I would like to start acquiring the materials to do this now, since most of it will be going on sale and make it more feasible for me to do.  Plus breaking the project apart in to separate little steps will make it easier financially too!  Breaking things up into smaller pieces is always a good thing!



So this is the space I am working with.  To the left you can see my two tomato plants that I am growing this year.  The space is about 34" wide by 50" deep. In addition to that, across the back, right next to the house is a ledge of concrete from the footer of the house that is about 6" wide, but is not entirely flat.  I want to take the new bed to the edge of the house, which will go right up against where my tomatoes currently are, but I can plant them farther out next year.  The bed will come just to the end of the concrete slab that is already there.
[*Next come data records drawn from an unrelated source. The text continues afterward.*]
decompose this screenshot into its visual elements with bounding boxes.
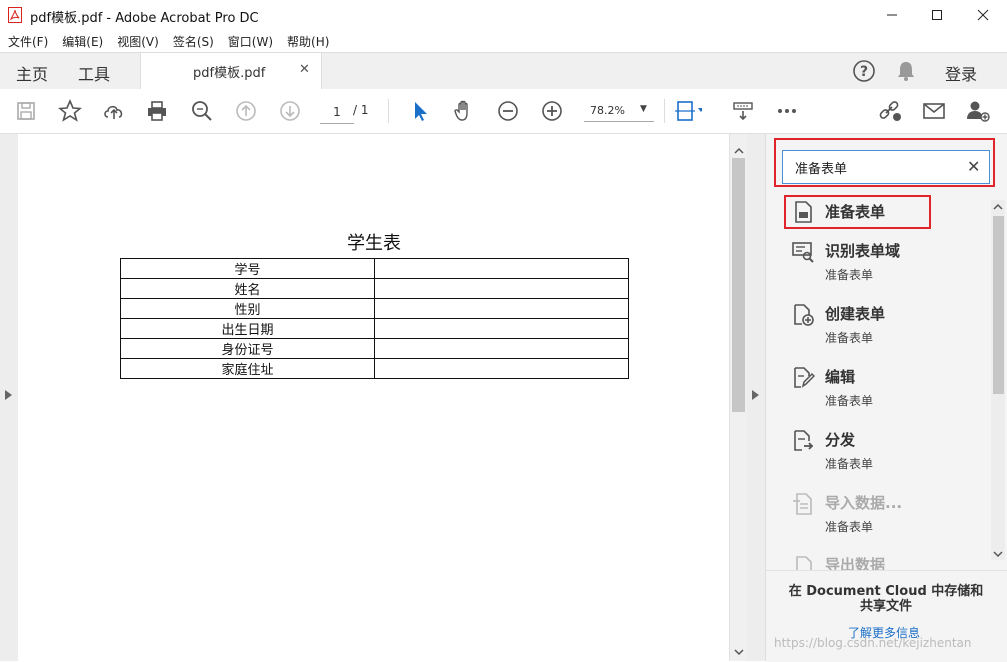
row-value — [374, 258, 629, 279]
document-page — [18, 134, 729, 661]
left-panel-toggle[interactable] — [0, 134, 18, 661]
login-button[interactable]: 登录 — [945, 61, 977, 85]
result-prepare-form[interactable]: 准备表单 — [825, 201, 885, 222]
results-scroll-thumb[interactable] — [993, 216, 1004, 394]
page-total: / 1 — [353, 103, 369, 117]
row-label: 身份证号 — [120, 338, 375, 359]
svg-text:?: ? — [860, 64, 868, 80]
table-row: 学号 — [120, 258, 629, 279]
page-number-input[interactable] — [320, 101, 354, 124]
result-import-data[interactable]: 导入数据... — [825, 492, 902, 513]
menu-sign[interactable]: 签名(S) — [173, 33, 214, 50]
row-label: 家庭住址 — [120, 358, 375, 379]
result-edit[interactable]: 编辑 — [825, 366, 855, 387]
document-tab-label: pdf模板.pdf — [193, 66, 266, 81]
row-value — [374, 318, 629, 339]
document-scroll-thumb[interactable] — [732, 158, 745, 412]
result-category: 准备表单 — [825, 331, 874, 345]
chevron-down-icon: ▼ — [640, 104, 647, 114]
table-row: 姓名 — [120, 278, 629, 299]
result-identify-fields[interactable]: 识别表单域 — [825, 240, 900, 261]
title-bar: pdf模板.pdf - Adobe Acrobat Pro DC — [0, 0, 1007, 30]
email-icon[interactable] — [920, 97, 948, 125]
toolbar-divider — [664, 99, 665, 123]
tab-bar: 主页 工具 pdf模板.pdf ✕ ? 登录 — [0, 52, 1007, 90]
close-tab-icon[interactable]: ✕ — [299, 62, 310, 77]
right-panel-toggle[interactable] — [747, 134, 766, 661]
table-row: 身份证号 — [120, 338, 629, 359]
maximize-button[interactable] — [914, 0, 960, 30]
edit-form-icon — [791, 366, 816, 393]
more-options-icon[interactable] — [773, 97, 801, 125]
previous-page-icon[interactable] — [232, 97, 260, 125]
table-row: 家庭住址 — [120, 358, 629, 379]
close-window-button[interactable] — [960, 0, 1006, 30]
result-category: 准备表单 — [825, 394, 874, 408]
watermark-text: https://blog.csdn.net/kejizhentan — [774, 636, 972, 650]
search-zoom-icon[interactable] — [188, 97, 216, 125]
minimize-button[interactable] — [869, 0, 915, 30]
prepare-form-icon — [791, 200, 815, 227]
table-row: 出生日期 — [120, 318, 629, 339]
identify-fields-icon — [791, 240, 815, 267]
row-label: 出生日期 — [120, 318, 375, 339]
select-cursor-icon[interactable] — [406, 97, 434, 125]
clear-search-icon[interactable]: ✕ — [967, 157, 980, 176]
import-data-icon — [791, 492, 815, 519]
add-user-icon[interactable] — [964, 97, 992, 125]
row-label: 姓名 — [120, 278, 375, 299]
hand-tool-icon[interactable] — [450, 97, 478, 125]
scroll-mode-icon[interactable] — [729, 97, 757, 125]
zoom-in-icon[interactable] — [538, 97, 566, 125]
notification-bell-icon[interactable] — [895, 59, 917, 86]
row-value — [374, 278, 629, 299]
toolbar: / 1 78.2% ▼ — [0, 89, 1007, 134]
bookmark-star-icon[interactable] — [56, 97, 84, 125]
next-page-icon[interactable] — [276, 97, 304, 125]
zoom-out-icon[interactable] — [494, 97, 522, 125]
acrobat-app-icon — [8, 7, 22, 23]
student-form-table: 学号 姓名 性别 出生日期 身份证号 家庭住址 — [120, 258, 629, 379]
result-export-data-clip: 导出数据 — [825, 554, 885, 570]
result-category: 准备表单 — [825, 457, 874, 471]
row-value — [374, 298, 629, 319]
cloud-storage-message: 在 Document Cloud 中存储和共享文件 — [788, 584, 984, 614]
zoom-level-select[interactable]: 78.2% ▼ — [584, 101, 654, 122]
row-value — [374, 338, 629, 359]
tab-tools[interactable]: 工具 — [78, 61, 110, 85]
create-form-icon — [791, 303, 815, 330]
menu-view[interactable]: 视图(V) — [117, 33, 159, 50]
save-icon[interactable] — [12, 97, 40, 125]
share-link-icon[interactable] — [876, 97, 904, 125]
menu-bar: 文件(F) 编辑(E) 视图(V) 签名(S) 窗口(W) 帮助(H) — [0, 30, 1007, 52]
menu-file[interactable]: 文件(F) — [8, 33, 48, 50]
tool-search-input[interactable] — [782, 150, 990, 184]
document-title: 学生表 — [347, 233, 401, 254]
row-label: 学号 — [120, 258, 375, 279]
zoom-level-value: 78.2% — [590, 104, 625, 117]
fit-page-icon[interactable] — [674, 97, 702, 125]
print-icon[interactable] — [143, 97, 171, 125]
row-label: 性别 — [120, 298, 375, 319]
result-category: 准备表单 — [825, 520, 874, 534]
window-title: pdf模板.pdf - Adobe Acrobat Pro DC — [30, 11, 259, 26]
menu-help[interactable]: 帮助(H) — [287, 33, 329, 50]
toolbar-divider — [388, 99, 389, 123]
export-data-icon — [791, 555, 815, 570]
menu-window[interactable]: 窗口(W) — [228, 33, 273, 50]
table-row: 性别 — [120, 298, 629, 319]
result-create-form[interactable]: 创建表单 — [825, 303, 885, 324]
distribute-icon — [791, 429, 815, 456]
result-distribute[interactable]: 分发 — [825, 429, 855, 450]
result-export-data[interactable]: 导出数据 — [825, 556, 885, 570]
help-icon[interactable]: ? — [852, 59, 876, 86]
result-category: 准备表单 — [825, 268, 874, 282]
upload-cloud-icon[interactable] — [100, 97, 128, 125]
menu-edit[interactable]: 编辑(E) — [62, 33, 103, 50]
row-value — [374, 358, 629, 379]
tab-document[interactable]: pdf模板.pdf ✕ — [140, 53, 322, 89]
tab-home[interactable]: 主页 — [16, 61, 48, 85]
This is a picture of the entire area outside my back door.  The trellis and poles of the little deck on the right side I intend to make use of next year with some larger pots and pole beans.  I'm not sure about the area under the deck, just that I want it to be more usable.  I think that will be easier with the weed eater fixed because there is some kind of mutant weed in there that has really fat sturdy stalks.  And it's shady... I think I just want the whole area to be more attractive, and just feel like a special place for me.



This is the view of my back yard, which is to the left in the other pictures (in the bottom of the frame, you can see the tops of my tomato plants). It is really quite large and very nice and serene.  I think I would spend more time outside and enjoying myself and feeling more grounded if the space were nicer.  There are nice bones here to work with, I just gotta do it.

I need to take a trip down to the end of the back yard and figure out how to get down in to the creek back there. I know that there are probably some rocks back there that I can use to edge it with, and that would be free, but I am not sure it is the look I want.  I am thinking more along the lines of this edger I found at Lowe's for $1.46 each.  I figure I will need 9 of them, 10 just to be sure I have what I need.
 
I'll also need to get some landscaping fabric, but since I don't plan on actually planting in the ground, I think I can use some black plastic, which I already have, to keep pesky grass from growing up between my planters.  The next step is to find the planters I want to use and get them situated in there.  I really want to to a kind of tiered look, with larger pots up next to the house in the back and work out to smaller pots, with a smooth river rock poured around the base of the pots.  


There are some inherent problems with using big pots.  Number one, they are freaking heavy!  No matter how you slice it, once the containers are filled, they are so heavy and hard to move, and if I take the time to pick out things I like and enjoy being around, when we eventually move, I am going to want to take them with me.  The second thing is, they take a lot of material to fill.  I think probably the best bet for regular plants in them is to use a cinderblock or two to take up some of the space in there, maybe putting a plank on top of it to keep from having to fill the entire space with dirt or rocks and saving some on the weight factor.  


I want to use at least one big galvanized tub, like these, at the back of my little garden, and yes, I am aware that I probably won't get to take it with me when we end up moving.  I don't know where to find these metal containers though, I really kind of lucked up on finding this picture on the internet.  I wonder if they have them at the tractor supply store or something.  I also don't want to spend a whole bunch on them either.  So, if I have a big one of these at the back, and to the far left of it I plant a dwarf evergreen in another big pot, then I can size down my pots toward the front of the space and put a whole variety of things in them.  I want to grow a whole bunch of things here.  I am going to have a whole wish list of seeds and seedlings!  I can't wait.  The more I think about it, the more excited I get!  I don't think I realized exactly how much I missed having my own little space until just this moment!